Goal 6, the example user administration program, brought the total to 35 files and 159 tests across 12 test suites. QA found four more issues (mostly around input validation and edge cases), sw-eng fixed them, and the final re-review passed.
The whole session, from first prompt to final QA pass, took 51 minutes. In less than an hour and with no human intervention I had a working database library that match the design I had created.
Conclusion
The thing that surprised me most was how effective the two-agent pattern was at catching real bugs. It was one thing for the QA agent to flag style issues and missing tests, but the security bugs it found in the B-Tree implementation were genuine problems with real consequences. If this code were handling untrusted data (and a database that stores user records very well might be), those missing bounds checks could be exploitable. Having a separate agent that evaluates the code from scratch, without the context of having written it, creates a kind of adversarial pressure that I think is genuinely valuable.

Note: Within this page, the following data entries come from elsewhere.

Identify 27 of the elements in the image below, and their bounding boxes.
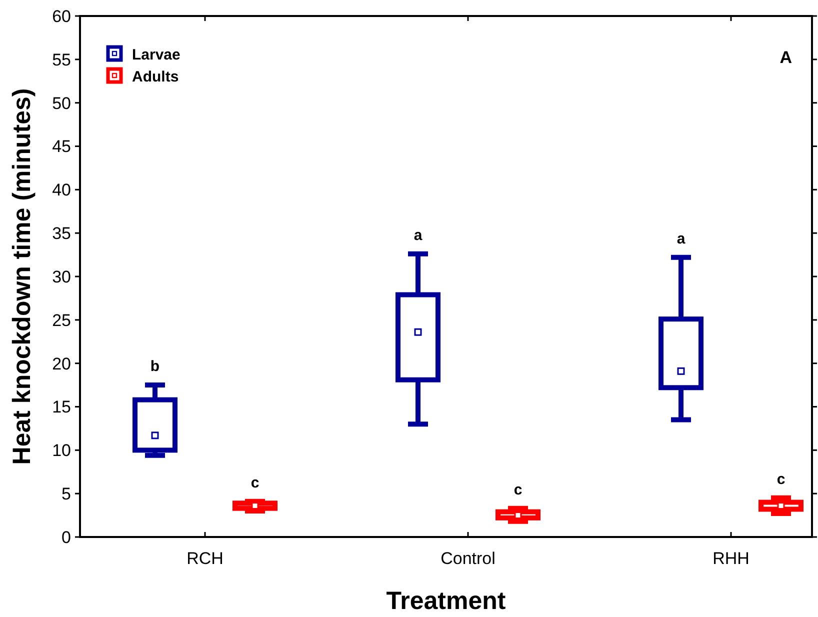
annotation: c <box>250 474 260 492</box>
y-tick-label: 35 <box>52 224 71 244</box>
annotation: b <box>150 358 160 376</box>
y-tick-label: 50 <box>52 94 71 113</box>
y-axis-title: Heat knockdown time (minutes) <box>8 88 36 465</box>
y-tick-label: 45 <box>52 137 71 156</box>
annotation: a <box>676 230 686 248</box>
annotation: c <box>514 481 522 498</box>
y-tick-label: 25 <box>52 310 71 330</box>
y-tick-label: 40 <box>52 180 71 200</box>
x-axis-title: Treatment <box>386 587 506 615</box>
y-tick-label: 10 <box>52 441 71 460</box>
y-tick-label: 0 <box>62 528 71 547</box>
x-tick-label: RCH <box>186 549 224 568</box>
x-tick-label: Control <box>440 549 496 568</box>
y-tick-label: 30 <box>52 267 71 286</box>
y-tick-label: 5 <box>62 484 71 504</box>
annotation: a <box>414 226 423 244</box>
legend-label: Larvae <box>132 46 180 64</box>
annotation: A <box>780 48 792 67</box>
y-tick-label: 60 <box>52 6 71 26</box>
y-tick-label: 55 <box>52 50 71 70</box>
annotation: c <box>776 470 786 488</box>
x-tick-label: RHH <box>712 549 750 568</box>
legend-label: Adults <box>132 68 179 86</box>
y-tick-label: 20 <box>52 354 71 374</box>
y-tick-label: 15 <box>52 398 71 417</box>
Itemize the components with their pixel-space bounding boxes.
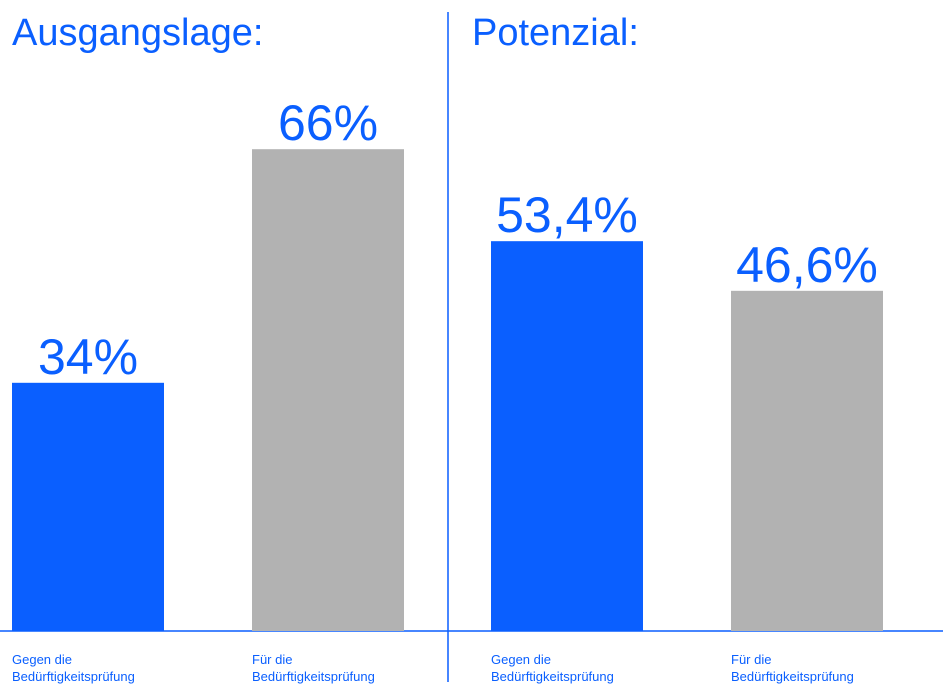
bar-value-label: 46,6% bbox=[736, 237, 878, 293]
category-label-line: Gegen die bbox=[491, 652, 551, 667]
category-label: Für die Bedürftigkeitsprüfung bbox=[731, 652, 854, 684]
panel-title: Potenzial: bbox=[472, 12, 639, 54]
category-label-line: Bedürftigkeitsprüfung bbox=[491, 669, 614, 684]
category-label-line: Bedürftigkeitsprüfung bbox=[252, 669, 375, 684]
bar-value-label: 34% bbox=[38, 329, 138, 385]
category-label: Gegen die Bedürftigkeitsprüfung bbox=[491, 652, 614, 684]
bar bbox=[252, 149, 404, 631]
bar bbox=[12, 382, 164, 631]
chart-panel-1: Ausgangslage: 34% Gegen die Bedürftigkeitsp… bbox=[12, 12, 404, 684]
category-label-line: Gegen die bbox=[12, 652, 72, 667]
category-label-line: Für die bbox=[252, 652, 292, 667]
bar bbox=[731, 290, 883, 631]
category-label: Für die Bedürftigkeitsprüfung bbox=[252, 652, 375, 684]
category-label-line: Bedürftigkeitsprüfung bbox=[731, 669, 854, 684]
bar-value-label: 53,4% bbox=[496, 187, 638, 243]
panel-title: Ausgangslage: bbox=[12, 12, 263, 54]
chart-panel-2: Potenzial: 53,4% Gegen die Bedürftigkeitspr… bbox=[472, 12, 883, 684]
category-label-line: Für die bbox=[731, 652, 771, 667]
category-label-line: Bedürftigkeitsprüfung bbox=[12, 669, 135, 684]
category-label: Gegen die Bedürftigkeitsprüfung bbox=[12, 652, 135, 684]
bar bbox=[491, 241, 643, 631]
bar-value-label: 66% bbox=[278, 95, 378, 151]
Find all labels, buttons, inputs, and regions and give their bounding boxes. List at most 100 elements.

The other thing that stood out was the importance of good specs. The agents were effective because the specifications were detailed and unambiguous. The rules were embedded in the agent prompts, which meant C89 compliance was the default rather than something to remember. Variables were declared at the top of functions, only C-style comments were used, all filenames were 8.3 compatible, and the naming conventions were correct throughout. I suspect that if I had given the agents vague requirements, the result would have been proportionally vague code. The time I spent writing specs before interacting with the agent was probably the most valuable part of the whole process.
That said, there were some rough edges. After every sw-eng dispatch, the IDE's clang analyzer would report dozens of false positive errors because it didn't know about the -Iinclude flag. The actual gcc build was clean every time, but the noise was annoying and Claude had to repeatedly explain to me that the diagnostics could be ignored. Each agent dispatch also starts completely fresh, with no memory of previous dispatches. This meant that when the sw-eng agent was working on Goal 5 (the database library), it had to spend time re-reading code that it had written in earlier dispatches. For a larger project this could become a real bottleneck.

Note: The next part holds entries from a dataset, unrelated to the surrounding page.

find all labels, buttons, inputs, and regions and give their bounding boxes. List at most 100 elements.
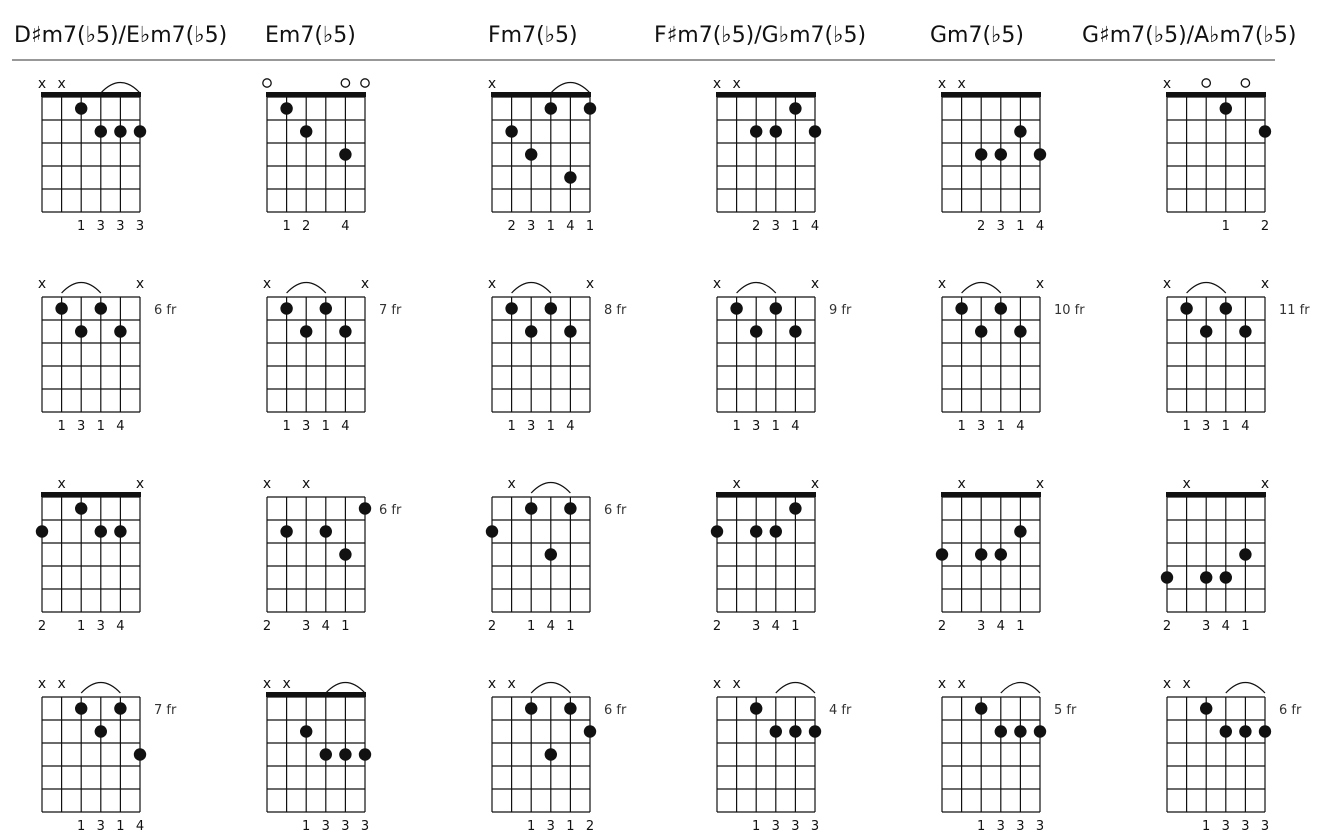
finger-dot <box>1200 702 1213 715</box>
finger-number: 3 <box>322 819 330 834</box>
finger-number: 1 <box>282 419 290 434</box>
finger-number: 3 <box>772 219 780 234</box>
muted-string-mark: x <box>713 676 721 692</box>
finger-dot <box>750 525 763 538</box>
nut-bar <box>266 92 366 97</box>
finger-dot <box>994 148 1007 161</box>
finger-number: 3 <box>341 819 349 834</box>
finger-dot <box>1239 725 1252 738</box>
finger-dot <box>94 302 108 315</box>
barre-arc <box>511 281 552 294</box>
finger-number: 3 <box>1202 619 1210 634</box>
finger-number: 1 <box>732 419 740 434</box>
finger-dot <box>94 125 108 138</box>
barre-arc <box>80 681 121 694</box>
finger-dot <box>339 325 352 338</box>
chord-diagram: 7 frx x1 3 1 4 <box>38 676 177 834</box>
chord-diagram: 7 frx x1 3 1 4 <box>263 276 402 434</box>
finger-dot <box>525 502 538 515</box>
finger-dot <box>114 125 127 138</box>
open-string-mark <box>340 78 351 88</box>
finger-dot <box>1180 302 1193 315</box>
finger-number: 3 <box>97 619 105 634</box>
finger-dot <box>114 702 127 715</box>
finger-number: 3 <box>977 619 985 634</box>
finger-number: 4 <box>547 619 555 634</box>
finger-number: 2 <box>1261 219 1269 234</box>
finger-number: 1 <box>586 219 594 234</box>
muted-string-mark: x <box>136 476 144 492</box>
finger-dot <box>1219 102 1233 115</box>
chord-diagrams: x x1 3 3 3 1 2 4x2 3 1 4 1x x2 3 1 4x x2 3 1 4x1 26 frx x1 3 1 4… <box>35 76 1310 834</box>
muted-string-mark: x <box>1163 76 1171 92</box>
finger-dot <box>789 325 802 338</box>
finger-number: 1 <box>1016 619 1024 634</box>
muted-string-mark: x <box>957 476 965 492</box>
finger-dot <box>544 748 557 761</box>
nut-bar <box>941 492 1041 497</box>
finger-dot <box>300 125 313 138</box>
finger-dot <box>319 525 332 538</box>
finger-number: 2 <box>38 619 46 634</box>
barre-arc <box>530 681 571 694</box>
finger-dot <box>789 502 802 515</box>
muted-string-mark: x <box>713 276 721 292</box>
finger-dot <box>280 302 293 315</box>
fret-position-label: 6 fr <box>604 703 627 718</box>
muted-string-mark: x <box>57 476 65 492</box>
finger-dot <box>975 148 988 161</box>
chord-diagram: 10 frx x1 3 1 4 <box>938 276 1085 434</box>
finger-dot <box>750 325 763 338</box>
chord-title-f-sharp-m7b5: F♯m7(♭5)/G♭m7(♭5) <box>654 23 866 48</box>
muted-string-mark: x <box>263 276 271 292</box>
muted-string-mark: x <box>38 76 46 92</box>
finger-dot <box>544 548 557 561</box>
finger-number: 1 <box>1241 619 1249 634</box>
muted-string-mark: x <box>488 76 496 92</box>
finger-dot <box>339 548 352 561</box>
fret-position-label: 6 fr <box>379 503 402 518</box>
finger-number: 3 <box>977 419 985 434</box>
barre-arc <box>961 281 1002 294</box>
finger-dot <box>975 702 988 715</box>
finger-number: 3 <box>302 619 310 634</box>
muted-string-mark: x <box>361 276 369 292</box>
finger-number: 3 <box>752 619 760 634</box>
finger-dot <box>114 525 127 538</box>
finger-dot <box>35 525 49 538</box>
finger-number: 1 <box>547 419 555 434</box>
finger-number: 4 <box>136 819 144 834</box>
chord-diagram: 6 frx x1 3 1 4 <box>38 276 177 434</box>
finger-number: 1 <box>97 419 105 434</box>
muted-string-mark: x <box>732 676 740 692</box>
barre-arc <box>736 281 777 294</box>
finger-number: 2 <box>507 219 515 234</box>
chord-diagram: x x 2 3 1 4 <box>713 76 822 234</box>
finger-dot <box>94 725 108 738</box>
finger-dot <box>564 502 577 515</box>
finger-number: 3 <box>997 219 1005 234</box>
finger-dot <box>583 725 597 738</box>
finger-dot <box>1258 725 1272 738</box>
finger-dot <box>750 125 763 138</box>
finger-dot <box>789 725 802 738</box>
finger-number: 2 <box>1163 619 1171 634</box>
finger-dot <box>75 102 88 115</box>
finger-number: 1 <box>57 419 65 434</box>
finger-dot <box>1258 125 1272 138</box>
finger-dot <box>505 302 518 315</box>
chord-diagram: 6 fr x x 2 3 4 1 <box>263 476 402 634</box>
finger-dot <box>55 302 68 315</box>
barre-arc <box>286 281 327 294</box>
muted-string-mark: x <box>263 476 271 492</box>
finger-dot <box>994 302 1007 315</box>
finger-number: 2 <box>977 219 985 234</box>
nut-bar <box>1166 92 1266 97</box>
finger-number: 4 <box>997 619 1005 634</box>
nut-bar <box>1166 492 1266 497</box>
fret-position-label: 6 fr <box>604 503 627 518</box>
finger-dot <box>955 302 968 315</box>
nut-bar <box>41 92 141 97</box>
fret-position-label: 4 fr <box>829 703 852 718</box>
open-string-mark <box>1240 78 1251 88</box>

I also want to be honest about the limits of what the agents tested. The useradm program is a menu-driven interactive CLI, and while the agents wrote thorough unit tests for the underlying functions (serialization, search, record creation, etc.), the AI didn't actually run the program and step through the menus. Automated testing of interactive programs is hard, and this was a gap in the verification process that a human tester would need to fill.
Finally, Claude chose the goal ordering, verified builds manually, decided which QA findings were worth sending back for fixes, and made judgment calls about when to move on to the next goal. The agents were powerful tools, but they needed someone directing the work. I think this approach works best for projects that have clear specs, a well-defined dependency order, and components that can be built and tested incrementally. A project with heavy integration concerns or requirements that evolve during development would be harder to drive this way.
The full conversation transcript is available if you want to read through it, and the code Claude generated can be found in the Github repo for libvdb.